Kwil said:
CrystalShadow said:
swaki said:
Kollega said:
In seriousness,this is what good companies do. What bad companies do is jack up a price to $70,then say it's "reasonable".
i wouldn't exactly call the other companies bad (well okay 70 is evil but 50 is respectable), allot of people are going to exploit this by paying them 0.01 cents, but if 80% of all who played this pirated it i guess its better than nothing, but keep in mind no business can survive by letting the consumers decide the price.
Quite true. But this kind of 'pay what you want' thing is basically an ethics thing when you get right down to it.
And without getting into the whole piracy debate, computer software, and any other form of digital media (anything covered by copyright in general really) is what's known as Artificial Scarcity [http://en.wikipedia.org/wiki/Artificial_scarcity]

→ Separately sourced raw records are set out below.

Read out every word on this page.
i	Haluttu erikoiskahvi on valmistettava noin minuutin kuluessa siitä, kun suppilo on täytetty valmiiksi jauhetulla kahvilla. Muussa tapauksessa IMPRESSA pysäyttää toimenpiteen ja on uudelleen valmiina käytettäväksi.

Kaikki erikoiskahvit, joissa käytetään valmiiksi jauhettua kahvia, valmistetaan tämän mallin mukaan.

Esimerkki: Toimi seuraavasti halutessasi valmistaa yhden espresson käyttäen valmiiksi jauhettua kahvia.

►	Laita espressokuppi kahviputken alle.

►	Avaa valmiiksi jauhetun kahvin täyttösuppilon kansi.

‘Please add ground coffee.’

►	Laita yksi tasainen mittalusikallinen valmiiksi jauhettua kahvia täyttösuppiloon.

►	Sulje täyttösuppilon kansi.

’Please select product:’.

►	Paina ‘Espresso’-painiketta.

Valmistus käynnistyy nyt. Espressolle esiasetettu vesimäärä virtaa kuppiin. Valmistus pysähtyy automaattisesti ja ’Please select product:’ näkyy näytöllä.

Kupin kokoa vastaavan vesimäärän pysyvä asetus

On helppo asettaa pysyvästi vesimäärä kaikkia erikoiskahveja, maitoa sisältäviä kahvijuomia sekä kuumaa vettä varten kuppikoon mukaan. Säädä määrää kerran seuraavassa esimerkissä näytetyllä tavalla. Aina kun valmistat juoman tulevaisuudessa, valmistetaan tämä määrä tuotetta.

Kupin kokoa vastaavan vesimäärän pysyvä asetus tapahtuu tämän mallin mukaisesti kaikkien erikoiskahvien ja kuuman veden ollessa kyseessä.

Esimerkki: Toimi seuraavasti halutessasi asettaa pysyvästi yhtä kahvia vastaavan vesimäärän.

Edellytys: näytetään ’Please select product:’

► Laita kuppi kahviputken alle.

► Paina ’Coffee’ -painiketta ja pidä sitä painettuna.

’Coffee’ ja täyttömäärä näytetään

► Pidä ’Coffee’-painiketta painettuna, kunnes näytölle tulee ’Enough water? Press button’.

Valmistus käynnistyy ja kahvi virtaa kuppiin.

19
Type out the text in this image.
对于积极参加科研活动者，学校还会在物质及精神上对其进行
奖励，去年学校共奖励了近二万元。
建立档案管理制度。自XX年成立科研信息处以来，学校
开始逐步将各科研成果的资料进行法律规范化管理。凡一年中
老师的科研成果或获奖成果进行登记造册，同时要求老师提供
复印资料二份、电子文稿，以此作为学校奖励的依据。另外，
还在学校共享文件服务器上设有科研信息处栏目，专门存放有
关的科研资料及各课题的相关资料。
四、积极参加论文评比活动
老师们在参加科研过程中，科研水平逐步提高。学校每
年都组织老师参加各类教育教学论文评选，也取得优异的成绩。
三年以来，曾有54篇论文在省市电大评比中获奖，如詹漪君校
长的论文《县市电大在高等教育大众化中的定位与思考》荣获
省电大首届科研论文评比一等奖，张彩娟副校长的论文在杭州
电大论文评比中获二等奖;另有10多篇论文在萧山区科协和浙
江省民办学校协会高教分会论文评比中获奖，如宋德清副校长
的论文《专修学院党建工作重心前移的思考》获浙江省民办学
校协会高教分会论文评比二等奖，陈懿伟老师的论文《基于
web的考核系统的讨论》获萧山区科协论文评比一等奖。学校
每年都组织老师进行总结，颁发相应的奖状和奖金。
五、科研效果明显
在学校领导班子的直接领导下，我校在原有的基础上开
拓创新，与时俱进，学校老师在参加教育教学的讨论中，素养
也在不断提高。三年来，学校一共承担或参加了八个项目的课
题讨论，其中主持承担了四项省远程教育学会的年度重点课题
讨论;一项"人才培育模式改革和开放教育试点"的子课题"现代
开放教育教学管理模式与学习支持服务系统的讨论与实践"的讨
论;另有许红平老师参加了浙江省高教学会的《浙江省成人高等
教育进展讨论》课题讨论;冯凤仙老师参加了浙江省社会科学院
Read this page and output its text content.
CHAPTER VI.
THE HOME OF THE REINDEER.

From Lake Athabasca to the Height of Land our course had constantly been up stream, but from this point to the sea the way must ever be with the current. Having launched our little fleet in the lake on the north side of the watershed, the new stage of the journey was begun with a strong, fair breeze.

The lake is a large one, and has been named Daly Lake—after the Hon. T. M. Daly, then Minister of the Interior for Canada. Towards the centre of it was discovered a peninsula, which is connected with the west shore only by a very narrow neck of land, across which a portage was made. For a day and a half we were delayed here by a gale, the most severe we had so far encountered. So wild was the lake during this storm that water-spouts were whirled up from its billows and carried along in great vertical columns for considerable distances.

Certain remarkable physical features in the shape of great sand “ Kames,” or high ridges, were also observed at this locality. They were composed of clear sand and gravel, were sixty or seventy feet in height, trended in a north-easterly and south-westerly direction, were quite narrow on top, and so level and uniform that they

What that comes down to is that the product has no inherent value.
Most physical products have a value related to the resources needed to produce one.
Digital information does not. The cost of duplication is close enough to zero to be pretty much irrelevant, so the inherent value of such a product is 0.
Thus, to be able to sell such a product at all, you have to somehow artificially control the supply. And this is precisely what copyright laws and such are about.
But, left to 'free market' conditions, voluntary donations is all anyone creating things like this would ever get, so 'pay what you want' is in fact the most honest possible reflection of the kind of product they're selling.
Given your logic, any kind of service has zero inherent value. This is, of course, garbage.
Even is we stick to your notion of value = cost of resources, which is completely rubbish because it discounts the added value that labour can give those resources (hint: the silicon in your computer is just sand until labour is applied), even using that valuation, you still have to take into account the resource costs in supporting the creators while they create the product.
And that's without even touching the concept that the value of a product is actually the negotiated arrangement between the seller and the buyer. Just because people are able to take something without engaging in that negotiation does not invalidate it.
Economic theory is pretty complicated, but I think you have a rather feeble grasp of the point I was making to say something like this:
Let's start with the fundamental definitions:
Economics - The study of how to most efficiently distribute
limited resources.
take away the 'limited' part, and the whole basis of economics collapses.
Your comparison with 'service' industries is invalid because you've missed the resource required. Labour. The application of human effort.
You're making the implicit assumption here that resources = physical material.
It doesn't. It means anything that is of limited availability. Human labour is constrained by time itself. there are only 168 hours in a week, and what a person can accomplish in that time is limited. Hence, human labour has a value (but not a very high one, if wages are anything to go by).
Point is, it can take 1,000,000 or so man-hours to make a mainstream game. But that is a sunk cost. It bears no relation to what you sell;
Sell 1,000,000 copies, and the cost (in terms of time spent), is 1 hour per copy sold.
Sell only 1 copy, and the cost is 1,000,000 hours per copy.
As for negotiation, you still miss the point. The reason digital products have no inherent value is because the individual 'copy' has no value of it's own.
Wether it is legal or not, I can make 1 copy, 20 copies, 100,000 copies or more of any digital 'product', and whoever originally created it bears no (direct) cost for me doing so.
Contrast this with say, a television, or computer, or even a loaf of bread; - If I take one without paying for it, I have directly taken the cost of producing that
specific item.
I obviously have taken value from the 'development' costs in either case, but that kind of value is purely speculative, and unrelated to the individual item.
Without getting into negotiations, the ecomomic value of any item in terms of it's resources is:
Cost of design + cost of production of individual item.
For most physical items, both costs are non-zero.
For digital items, only the 'design cost' remains, because the individual items basically don't have a production cost.